DE4437623A1 - Spool for use with printer ribbons - Google Patents

Abstract

A spool of a type suitable for use with printer ink ribbons is constructed from a number of parts. The main section consists of a pair of cylindrical core elements (1,2) that support a cylindrical sleeve (23) onto which the ribbon (24) is located. The core elements are formed with profiled hollow sections that have four guideways equally spaced around the periphery for insertion of key elements used to secure the central sleeve. Radial force is applied to the keys by leaf spring elements (6). The end discs (3,4) of the spool are sandwiched between the core elements and the sleeve and the core elements fit onto a spindle.

Description

The invention relates to a device for Take up a sleeve for winding a reel Ribbon, especially "ink ribbons" of a thermotrans fer printing press, or to record one with one Tape wrapped sleeve.

Band-shaped materials come in a wide variety Versions and dimensions in a wide variety Appliances and machines for use. At a bandför material, it can be a data carrier, for example or trade a ribbon. Definitely located the tape on a sleeve or the like uncoiled and usually on another sleeve or Like. Is wound up. In the case of a ribbon can this is a single-use tape or a multi-use tape his. It also plays a role whether the tape can be used on both sides or only on one side. Unless the tape is not in a fixed cassette, the simply into a corresponding receptacle of a device, For example, an audio device is inserted, you have to make sure the tape is in the other application cases in which it is delivered on a sleeve, easily inserted into the machine and from this the empty sleeve can also be easily removed  can. The same applies to the initially empty sleeve, on which the tape is applied when using or unwinding is wrapped. It must also be ensured that the full and empty sleeve in the machine without special Measures are immediately brought to the designated place can be. Finally, it is also necessary that a device that one with the full or empty Sleeve equipped, particularly simple but safe well-functioning and inexpensive is to be delivered. This is not just about Connection of the device with the sleeve but also to attach the whole unit to one machine or the like

The task is to create a device which meets the requirements mentioned, the So easy to manufacture, just to attach to the sleeve bring and together with this easily in the Machine to be assembled. The price is also important worth manufacturing, since this is usually is a mass article.

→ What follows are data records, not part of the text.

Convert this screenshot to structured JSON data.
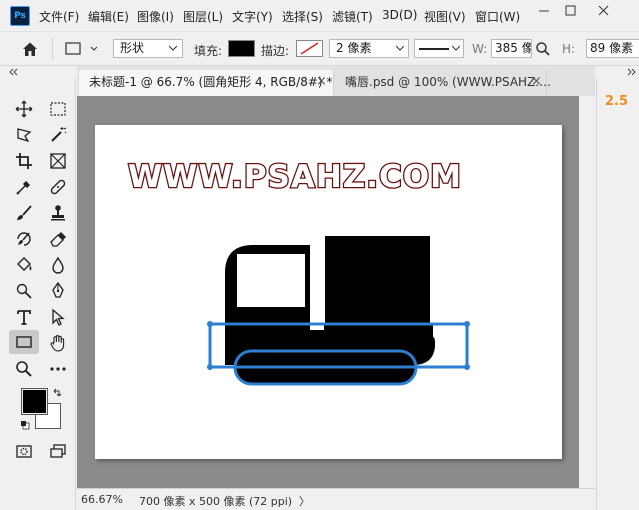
{
  "app": {
    "logo_text": "Ps"
  },
  "menu": {
    "items": [
      "文件(F)",
      "编辑(E)",
      "图像(I)",
      "图层(L)",
      "文字(Y)",
      "选择(S)",
      "滤镜(T)",
      "3D(D)",
      "视图(V)",
      "窗口(W)"
    ]
  },
  "options": {
    "mode_value": "形状",
    "fill_label": "填充:",
    "fill_color": "#000000",
    "stroke_label": "描边:",
    "stroke_width_value": "2 像素",
    "w_label": "W:",
    "w_value": "385 像",
    "h_label": "H:",
    "h_value": "89 像素"
  },
  "tabs": [
    {
      "label": "未标题-1 @ 66.7% (圆角矩形 4, RGB/8#) *",
      "close": "×"
    },
    {
      "label": "嘴唇.psd @ 100% (WWW.PSAHZ.…",
      "close": "×"
    }
  ],
  "canvas": {
    "watermark_text": "WWW.PSAHZ.COM",
    "selection_color": "#2d7fd3"
  },
  "status": {
    "zoom": "66.67%",
    "doc_info": "700 像素 x 500 像素 (72 ppi)",
    "arrow": "〉"
  },
  "right_panel": {
    "value": "2.5",
    "accent": "#f08c1a"
  },
  "colors": {
    "foreground": "#000000",
    "background": "#ffffff"
  }
}
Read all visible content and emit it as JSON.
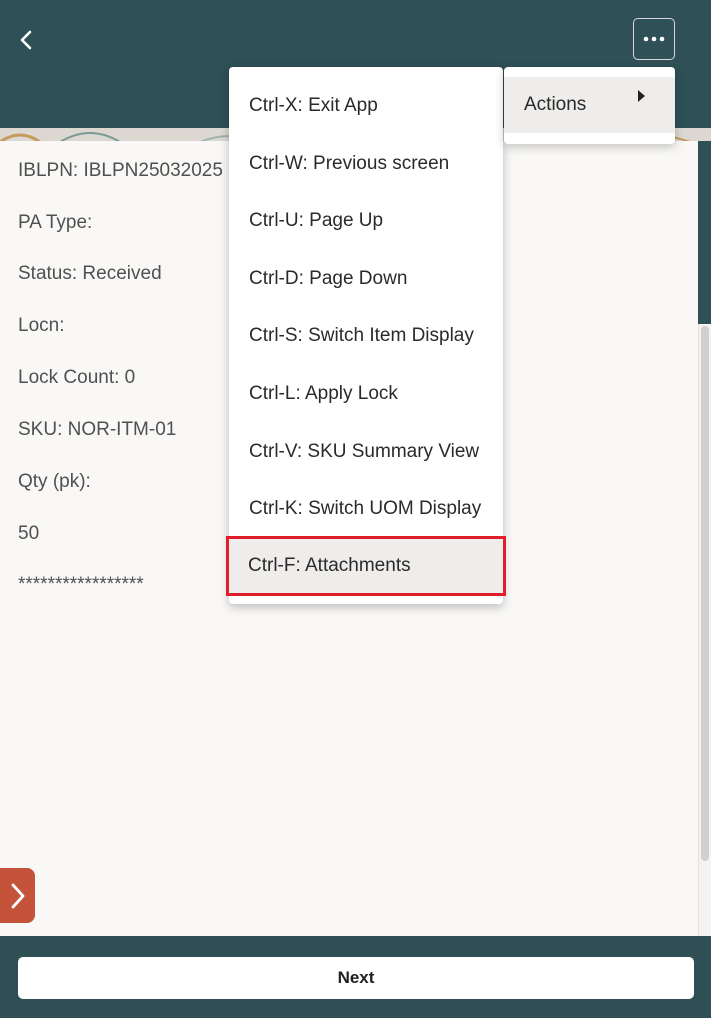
{
  "header": {
    "back_icon": "chevron-left-icon",
    "more_icon": "ellipsis-icon"
  },
  "fields": [
    {
      "name": "iblpn",
      "text": "IBLPN: IBLPN25032025"
    },
    {
      "name": "pa-type",
      "text": "PA Type:"
    },
    {
      "name": "status",
      "text": "Status: Received"
    },
    {
      "name": "locn",
      "text": "Locn:"
    },
    {
      "name": "lock-count",
      "text": "Lock Count: 0"
    },
    {
      "name": "sku",
      "text": "SKU: NOR-ITM-01"
    },
    {
      "name": "qty-label",
      "text": "Qty (pk):"
    },
    {
      "name": "qty-value",
      "text": "50"
    },
    {
      "name": "masked",
      "text": "*****************"
    }
  ],
  "menu": {
    "actions_label": "Actions",
    "items": [
      {
        "label": "Ctrl-X: Exit App"
      },
      {
        "label": "Ctrl-W: Previous screen"
      },
      {
        "label": "Ctrl-U: Page Up"
      },
      {
        "label": "Ctrl-D: Page Down"
      },
      {
        "label": "Ctrl-S: Switch Item Display"
      },
      {
        "label": "Ctrl-L: Apply Lock"
      },
      {
        "label": "Ctrl-V: SKU Summary View"
      },
      {
        "label": "Ctrl-K: Switch UOM Display"
      },
      {
        "label": "Ctrl-F: Attachments",
        "highlighted": true
      }
    ]
  },
  "footer": {
    "next_label": "Next"
  },
  "colors": {
    "header_bg": "#2f5056",
    "side_tab": "#c4533a",
    "highlight_border": "#e01e2b"
  }
}
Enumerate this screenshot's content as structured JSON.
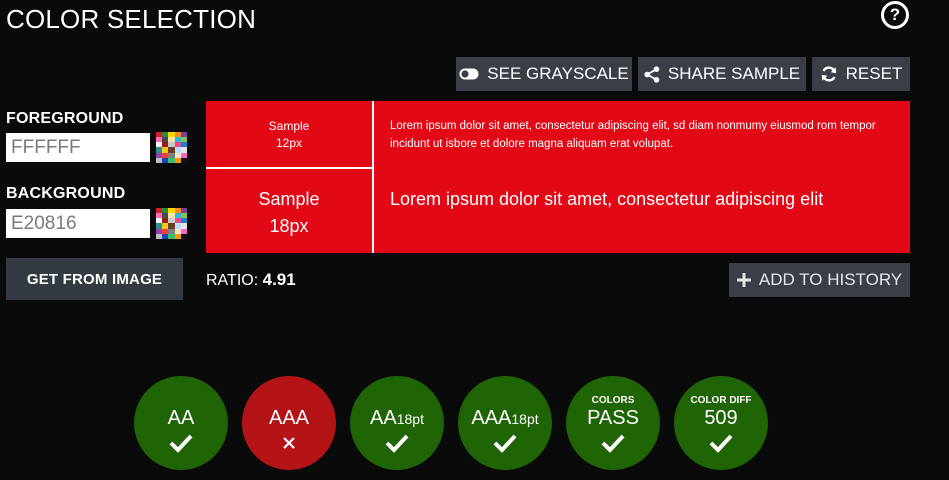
{
  "header": {
    "title": "COLOR SELECTION",
    "help_label": "?"
  },
  "toolbar": {
    "grayscale_label": "SEE GRAYSCALE",
    "share_label": "SHARE SAMPLE",
    "reset_label": "RESET"
  },
  "foreground": {
    "label": "FOREGROUND",
    "value": "FFFFFF",
    "color": "#FFFFFF"
  },
  "background": {
    "label": "BACKGROUND",
    "value": "E20816",
    "color": "#E20816"
  },
  "get_from_image_label": "GET FROM IMAGE",
  "sample": {
    "small_label_1": "Sample",
    "small_label_2": "12px",
    "large_label_1": "Sample",
    "large_label_2": "18px",
    "small_text": "Lorem ipsum dolor sit amet, consectetur adipiscing elit, sd diam nonmumy eiusmod rom tempor incidunt ut isbore et dolore magna aliquam erat volupat.",
    "large_text": "Lorem ipsum dolor sit amet, consectetur adipiscing elit"
  },
  "ratio": {
    "label": "RATIO:",
    "value": "4.91"
  },
  "add_history_label": "ADD TO HISTORY",
  "results": [
    {
      "caption": "",
      "label": "AA",
      "suffix": "",
      "pass": true
    },
    {
      "caption": "",
      "label": "AAA",
      "suffix": "",
      "pass": false
    },
    {
      "caption": "",
      "label": "AA",
      "suffix": "18pt",
      "pass": true
    },
    {
      "caption": "",
      "label": "AAA",
      "suffix": "18pt",
      "pass": true
    },
    {
      "caption": "COLORS",
      "label": "PASS",
      "suffix": "",
      "pass": true
    },
    {
      "caption": "COLOR DIFF",
      "label": "509",
      "suffix": "",
      "pass": true
    }
  ],
  "colors": {
    "pass": "#1f6405",
    "fail": "#b51416",
    "button": "#3a3f47",
    "page_bg": "#0a0a0a"
  }
}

This object is achieved in that the device mentioned at the beginning has a shaft, on which a left and a right core with each a central location hole for the shaft and an axial stop for the sleeve end can be pushed on with the left core on the left sleeve end and the right core can be plugged onto the right sleeve end are and at least one in radial on each core Direction towards the outside spring-loaded driver is brought, the radial when plugging the sleeve end dodges inwards and spring-loaded on the inside puts on the sleeve.  

The full or empty sleeve is left and right a so-called core plugged in, it inso broadly speaking, even around a small pod acts, which receives the wave, at least the an axially projecting end held in the machine and, if necessary, connected to a drive becomes. As a rule, one with the empty one Sleeve rotatably coupled shaft is a drive shaft and suitably with the machine drive is coupled. The sleeve wrapped with the tape comes usually on just in the machine tene, i.e. not driven shaft or axis. On the latter is the wound sleeve with its two Cores rotatably but axially secured.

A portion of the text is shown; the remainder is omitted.